Written by, Bulan Kecil
Dear Universe,
Langit yang cerah, terhiasi oleh
sinar hangat sang mentari dan awan-awan kumulus yang lembut. Itulah gambaran
suasana yang cerah yang terlihat dari balik jendela studio musik milik Dimas
dan Jeje. Dimas, adalah soulmateku, Jeje adalah sahabat kami berdua. Kami
bertiga mulai dekat karena kampus tempat kami berkuliah sama, cuma jurusannya
saja yang berbeda. Aku, Phebee Sastranila jurusan sastra, sedangkan Dimas Redwill
dan Jeje Eko, jurusannya seni musik.
Well, at that moment, aku lagi
ngeguntingin origami buat nempelin tulisan-tulisan aku disitu. Kebetulan Jeje
itu orangnya sibuk banget, karena dia punya kerjaan sebagai fotografer, aku
ditemenin sama soulmateku, Dimas.
“Phebee ajarin aku nulis dong”. Pinta Dimas sambil
membaca tulisan-tulisan Phebee.
“Dimas... Dimas... Nulis kok minta diajarin. Coba
aja dulu, Just write apa yang ingin
kamu tulis Dim”. Balas Phebee yang sibuk guntingin kertas origami untuk
tulisannya.
“Yaaa tapi kan beda Bee. Aku pingin bisa tulisan
aku, bisa bagus kayak kamu”. Jawab Dimas, sambil membantu merapikan
kertas-kertasnya.
“Hey my bro. Kata siapa tulisan aku bagus? Ngarang
kamu Dim”. Sahut Phebee pada Dimas.
“Lho kok ngarang sih? Lha, selama ini kamu nulis
banyak kayak gitu?
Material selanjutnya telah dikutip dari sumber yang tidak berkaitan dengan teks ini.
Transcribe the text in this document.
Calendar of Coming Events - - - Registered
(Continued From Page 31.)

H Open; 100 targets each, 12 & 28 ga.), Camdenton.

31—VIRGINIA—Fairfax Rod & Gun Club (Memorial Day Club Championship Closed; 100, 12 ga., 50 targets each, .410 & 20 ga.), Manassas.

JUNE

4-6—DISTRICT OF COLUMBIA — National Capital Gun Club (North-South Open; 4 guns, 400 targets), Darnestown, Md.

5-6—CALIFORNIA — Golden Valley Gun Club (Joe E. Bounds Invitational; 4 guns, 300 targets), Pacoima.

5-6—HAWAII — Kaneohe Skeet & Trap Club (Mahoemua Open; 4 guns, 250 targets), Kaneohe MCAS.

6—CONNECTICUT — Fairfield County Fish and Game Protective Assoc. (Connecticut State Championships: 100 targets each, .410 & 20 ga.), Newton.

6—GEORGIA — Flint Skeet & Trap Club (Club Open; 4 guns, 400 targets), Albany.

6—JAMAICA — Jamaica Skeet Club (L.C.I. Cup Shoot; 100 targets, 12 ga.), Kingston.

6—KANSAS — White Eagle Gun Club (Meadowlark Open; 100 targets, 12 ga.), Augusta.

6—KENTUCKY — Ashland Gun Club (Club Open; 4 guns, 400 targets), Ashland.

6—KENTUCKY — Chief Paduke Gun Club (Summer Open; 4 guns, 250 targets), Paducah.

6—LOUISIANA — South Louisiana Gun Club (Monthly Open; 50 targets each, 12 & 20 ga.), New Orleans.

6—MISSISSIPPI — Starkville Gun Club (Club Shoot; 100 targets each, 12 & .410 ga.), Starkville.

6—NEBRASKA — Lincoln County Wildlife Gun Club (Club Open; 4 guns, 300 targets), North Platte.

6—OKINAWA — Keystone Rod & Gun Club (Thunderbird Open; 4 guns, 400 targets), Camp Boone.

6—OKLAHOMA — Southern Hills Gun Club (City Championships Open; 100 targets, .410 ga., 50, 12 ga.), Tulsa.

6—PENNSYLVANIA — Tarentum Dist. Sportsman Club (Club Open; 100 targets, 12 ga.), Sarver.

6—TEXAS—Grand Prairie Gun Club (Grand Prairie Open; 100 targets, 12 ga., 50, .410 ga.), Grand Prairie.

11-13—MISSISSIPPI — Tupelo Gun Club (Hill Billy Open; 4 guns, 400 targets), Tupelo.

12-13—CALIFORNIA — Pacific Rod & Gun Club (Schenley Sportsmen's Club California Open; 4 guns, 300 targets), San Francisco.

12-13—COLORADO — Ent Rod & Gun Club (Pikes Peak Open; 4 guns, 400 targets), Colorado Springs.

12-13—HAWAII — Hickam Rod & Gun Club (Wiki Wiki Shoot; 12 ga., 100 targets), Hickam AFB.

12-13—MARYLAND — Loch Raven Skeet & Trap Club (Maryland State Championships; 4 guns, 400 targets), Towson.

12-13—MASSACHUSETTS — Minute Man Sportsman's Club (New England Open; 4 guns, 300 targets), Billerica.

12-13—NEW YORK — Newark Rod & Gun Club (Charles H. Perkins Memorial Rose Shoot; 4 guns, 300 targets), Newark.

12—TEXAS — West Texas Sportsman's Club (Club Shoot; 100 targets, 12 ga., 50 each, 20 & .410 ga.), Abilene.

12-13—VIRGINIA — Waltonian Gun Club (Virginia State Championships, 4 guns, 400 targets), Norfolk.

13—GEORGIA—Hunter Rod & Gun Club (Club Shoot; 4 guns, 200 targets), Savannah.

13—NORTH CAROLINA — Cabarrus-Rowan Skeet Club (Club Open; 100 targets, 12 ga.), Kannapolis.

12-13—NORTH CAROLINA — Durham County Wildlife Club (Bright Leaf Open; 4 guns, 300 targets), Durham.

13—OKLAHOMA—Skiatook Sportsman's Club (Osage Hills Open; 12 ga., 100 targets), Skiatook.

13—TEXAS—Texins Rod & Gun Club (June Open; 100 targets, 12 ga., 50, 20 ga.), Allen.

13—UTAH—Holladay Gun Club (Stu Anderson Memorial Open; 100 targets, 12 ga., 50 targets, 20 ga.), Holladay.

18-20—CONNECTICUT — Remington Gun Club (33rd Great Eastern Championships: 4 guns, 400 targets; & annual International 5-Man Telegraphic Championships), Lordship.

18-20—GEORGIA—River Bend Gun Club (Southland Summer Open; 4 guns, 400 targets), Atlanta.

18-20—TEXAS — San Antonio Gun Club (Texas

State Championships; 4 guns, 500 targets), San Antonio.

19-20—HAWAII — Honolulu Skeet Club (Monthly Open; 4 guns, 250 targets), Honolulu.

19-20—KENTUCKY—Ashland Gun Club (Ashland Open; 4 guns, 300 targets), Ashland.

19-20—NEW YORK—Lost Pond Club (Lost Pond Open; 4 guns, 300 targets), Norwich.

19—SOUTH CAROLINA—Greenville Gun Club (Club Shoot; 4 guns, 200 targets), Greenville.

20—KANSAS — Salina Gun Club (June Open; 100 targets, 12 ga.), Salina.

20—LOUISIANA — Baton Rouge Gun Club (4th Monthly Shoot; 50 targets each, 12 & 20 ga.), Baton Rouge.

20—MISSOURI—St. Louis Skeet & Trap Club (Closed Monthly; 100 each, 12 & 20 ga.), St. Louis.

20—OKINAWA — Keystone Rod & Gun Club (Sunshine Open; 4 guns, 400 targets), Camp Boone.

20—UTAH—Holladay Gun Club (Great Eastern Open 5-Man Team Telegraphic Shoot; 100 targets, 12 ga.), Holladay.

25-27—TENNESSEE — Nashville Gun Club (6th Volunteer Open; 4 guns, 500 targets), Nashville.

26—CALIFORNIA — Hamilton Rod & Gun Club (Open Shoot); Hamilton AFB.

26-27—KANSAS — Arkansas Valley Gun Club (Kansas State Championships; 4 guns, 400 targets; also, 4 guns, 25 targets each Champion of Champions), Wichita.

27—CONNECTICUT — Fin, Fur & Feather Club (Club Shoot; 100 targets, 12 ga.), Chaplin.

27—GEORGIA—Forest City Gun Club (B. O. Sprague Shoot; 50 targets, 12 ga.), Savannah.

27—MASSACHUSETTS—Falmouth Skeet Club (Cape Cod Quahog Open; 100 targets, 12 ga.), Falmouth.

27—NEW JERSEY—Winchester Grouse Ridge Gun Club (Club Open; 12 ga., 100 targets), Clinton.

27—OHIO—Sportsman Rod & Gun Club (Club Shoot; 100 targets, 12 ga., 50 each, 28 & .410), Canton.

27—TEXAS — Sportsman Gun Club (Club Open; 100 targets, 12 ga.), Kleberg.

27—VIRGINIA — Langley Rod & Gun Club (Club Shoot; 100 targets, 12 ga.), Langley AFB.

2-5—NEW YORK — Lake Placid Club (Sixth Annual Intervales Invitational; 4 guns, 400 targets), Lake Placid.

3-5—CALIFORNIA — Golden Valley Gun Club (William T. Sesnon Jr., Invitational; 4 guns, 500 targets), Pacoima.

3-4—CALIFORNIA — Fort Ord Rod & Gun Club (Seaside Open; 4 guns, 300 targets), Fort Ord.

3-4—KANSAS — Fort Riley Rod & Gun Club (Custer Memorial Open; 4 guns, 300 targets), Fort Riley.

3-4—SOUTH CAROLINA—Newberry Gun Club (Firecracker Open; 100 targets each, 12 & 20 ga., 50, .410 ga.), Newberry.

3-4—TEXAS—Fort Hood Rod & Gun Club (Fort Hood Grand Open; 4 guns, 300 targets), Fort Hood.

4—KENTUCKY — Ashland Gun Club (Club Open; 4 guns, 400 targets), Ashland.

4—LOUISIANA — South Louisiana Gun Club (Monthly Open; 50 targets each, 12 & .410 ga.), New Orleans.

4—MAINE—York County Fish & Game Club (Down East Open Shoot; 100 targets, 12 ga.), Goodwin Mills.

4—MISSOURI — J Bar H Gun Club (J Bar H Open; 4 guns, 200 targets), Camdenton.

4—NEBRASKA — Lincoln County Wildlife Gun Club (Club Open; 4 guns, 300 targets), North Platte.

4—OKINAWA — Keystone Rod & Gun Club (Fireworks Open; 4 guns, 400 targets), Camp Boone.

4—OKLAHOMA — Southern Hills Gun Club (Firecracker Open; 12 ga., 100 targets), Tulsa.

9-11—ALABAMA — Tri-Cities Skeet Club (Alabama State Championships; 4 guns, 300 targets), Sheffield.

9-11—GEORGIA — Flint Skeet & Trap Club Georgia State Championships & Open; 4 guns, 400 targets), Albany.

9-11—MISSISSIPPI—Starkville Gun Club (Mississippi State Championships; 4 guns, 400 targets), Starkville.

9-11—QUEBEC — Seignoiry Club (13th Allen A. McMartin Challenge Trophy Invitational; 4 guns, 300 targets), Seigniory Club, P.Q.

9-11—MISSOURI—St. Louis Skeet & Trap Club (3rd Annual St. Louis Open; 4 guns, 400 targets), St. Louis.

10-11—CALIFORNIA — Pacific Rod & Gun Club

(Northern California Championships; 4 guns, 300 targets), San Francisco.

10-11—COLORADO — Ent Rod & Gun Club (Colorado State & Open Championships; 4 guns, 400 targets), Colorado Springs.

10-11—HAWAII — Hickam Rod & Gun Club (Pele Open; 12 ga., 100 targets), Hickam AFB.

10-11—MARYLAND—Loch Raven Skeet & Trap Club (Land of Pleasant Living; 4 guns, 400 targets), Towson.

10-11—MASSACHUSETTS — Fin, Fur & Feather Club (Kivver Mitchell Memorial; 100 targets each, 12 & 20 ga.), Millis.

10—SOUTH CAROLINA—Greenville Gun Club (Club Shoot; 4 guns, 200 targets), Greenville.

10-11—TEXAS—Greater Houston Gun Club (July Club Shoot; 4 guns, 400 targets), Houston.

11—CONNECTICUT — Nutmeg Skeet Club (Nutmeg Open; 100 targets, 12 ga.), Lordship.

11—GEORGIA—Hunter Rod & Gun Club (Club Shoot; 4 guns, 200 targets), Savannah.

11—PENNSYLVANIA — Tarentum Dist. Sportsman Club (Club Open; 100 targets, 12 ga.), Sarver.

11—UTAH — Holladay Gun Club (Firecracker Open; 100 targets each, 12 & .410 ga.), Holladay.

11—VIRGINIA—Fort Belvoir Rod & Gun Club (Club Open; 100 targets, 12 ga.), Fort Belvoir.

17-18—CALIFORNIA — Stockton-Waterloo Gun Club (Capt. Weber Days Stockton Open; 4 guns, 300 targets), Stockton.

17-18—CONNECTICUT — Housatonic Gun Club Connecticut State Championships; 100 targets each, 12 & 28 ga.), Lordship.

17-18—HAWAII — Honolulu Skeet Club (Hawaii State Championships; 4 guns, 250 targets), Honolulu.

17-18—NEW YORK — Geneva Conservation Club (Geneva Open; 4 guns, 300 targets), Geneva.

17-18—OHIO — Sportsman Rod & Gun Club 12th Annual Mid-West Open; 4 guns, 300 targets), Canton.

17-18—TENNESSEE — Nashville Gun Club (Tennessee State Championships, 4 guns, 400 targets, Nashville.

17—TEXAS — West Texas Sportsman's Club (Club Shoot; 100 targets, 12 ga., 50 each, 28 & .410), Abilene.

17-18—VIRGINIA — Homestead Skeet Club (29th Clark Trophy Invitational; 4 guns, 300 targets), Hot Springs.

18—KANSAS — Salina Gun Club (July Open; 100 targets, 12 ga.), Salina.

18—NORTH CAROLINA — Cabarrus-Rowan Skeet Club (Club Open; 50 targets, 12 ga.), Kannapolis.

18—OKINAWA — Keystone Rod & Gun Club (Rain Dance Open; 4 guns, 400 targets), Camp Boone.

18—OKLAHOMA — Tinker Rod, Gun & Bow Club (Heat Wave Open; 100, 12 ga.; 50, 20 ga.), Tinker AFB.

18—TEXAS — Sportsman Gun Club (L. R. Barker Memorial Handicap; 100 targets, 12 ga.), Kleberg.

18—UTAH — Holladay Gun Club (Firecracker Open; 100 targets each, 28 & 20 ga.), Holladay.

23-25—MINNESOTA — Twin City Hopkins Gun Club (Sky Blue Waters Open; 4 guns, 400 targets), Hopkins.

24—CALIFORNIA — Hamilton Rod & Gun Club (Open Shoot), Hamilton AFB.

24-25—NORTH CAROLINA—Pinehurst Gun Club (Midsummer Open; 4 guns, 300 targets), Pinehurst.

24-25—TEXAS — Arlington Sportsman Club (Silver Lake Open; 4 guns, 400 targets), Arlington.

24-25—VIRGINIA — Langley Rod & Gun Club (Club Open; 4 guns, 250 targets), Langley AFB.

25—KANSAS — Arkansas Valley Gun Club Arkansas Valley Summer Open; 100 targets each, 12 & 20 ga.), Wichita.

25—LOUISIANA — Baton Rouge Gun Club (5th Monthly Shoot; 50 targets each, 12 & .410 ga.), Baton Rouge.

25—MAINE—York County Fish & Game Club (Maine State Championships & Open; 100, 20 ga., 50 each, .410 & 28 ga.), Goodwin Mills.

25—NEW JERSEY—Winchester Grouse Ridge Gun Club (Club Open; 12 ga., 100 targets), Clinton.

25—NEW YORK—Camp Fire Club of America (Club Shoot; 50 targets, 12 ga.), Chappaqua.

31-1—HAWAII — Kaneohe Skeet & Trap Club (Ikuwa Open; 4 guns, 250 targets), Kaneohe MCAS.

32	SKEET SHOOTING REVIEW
Joined many competition,
is it not enough?”. Balas Dimas heran.
“Dimas... Dimas... Nulis tuh, bukan soal bagus atau
enggak. Nulis tuh, tentang kamu, tentang mimpi, tentang dunia, dan tentang
mereka. Whatever they think, whatever
they say, just write your heart in”. Ujar Phebee sambil menulis kata heart di kertas berbentuk love lalu diberikannya kepada Dimas.
“Bee... Bee... Hmm, oke deh, I’ll try it”. Jawab Dimas tersenyum sambil menggeleng-gelengkan
kepala.
“Gitu dong, itu baru namanya Dimas si pujangga kurus”.
Ujar Phebee bahagia sambil tertawa kecil.
“Ih, apaan sih itu. Gak asik banget kamu Bee, sesama
kurus jangan saling menghina hehehe”. Balas Dimas sambil ikut tertawa.
“Hehehe, sorry
sorry, just kidding my bro, peace!”. Mereka tertawa bersama.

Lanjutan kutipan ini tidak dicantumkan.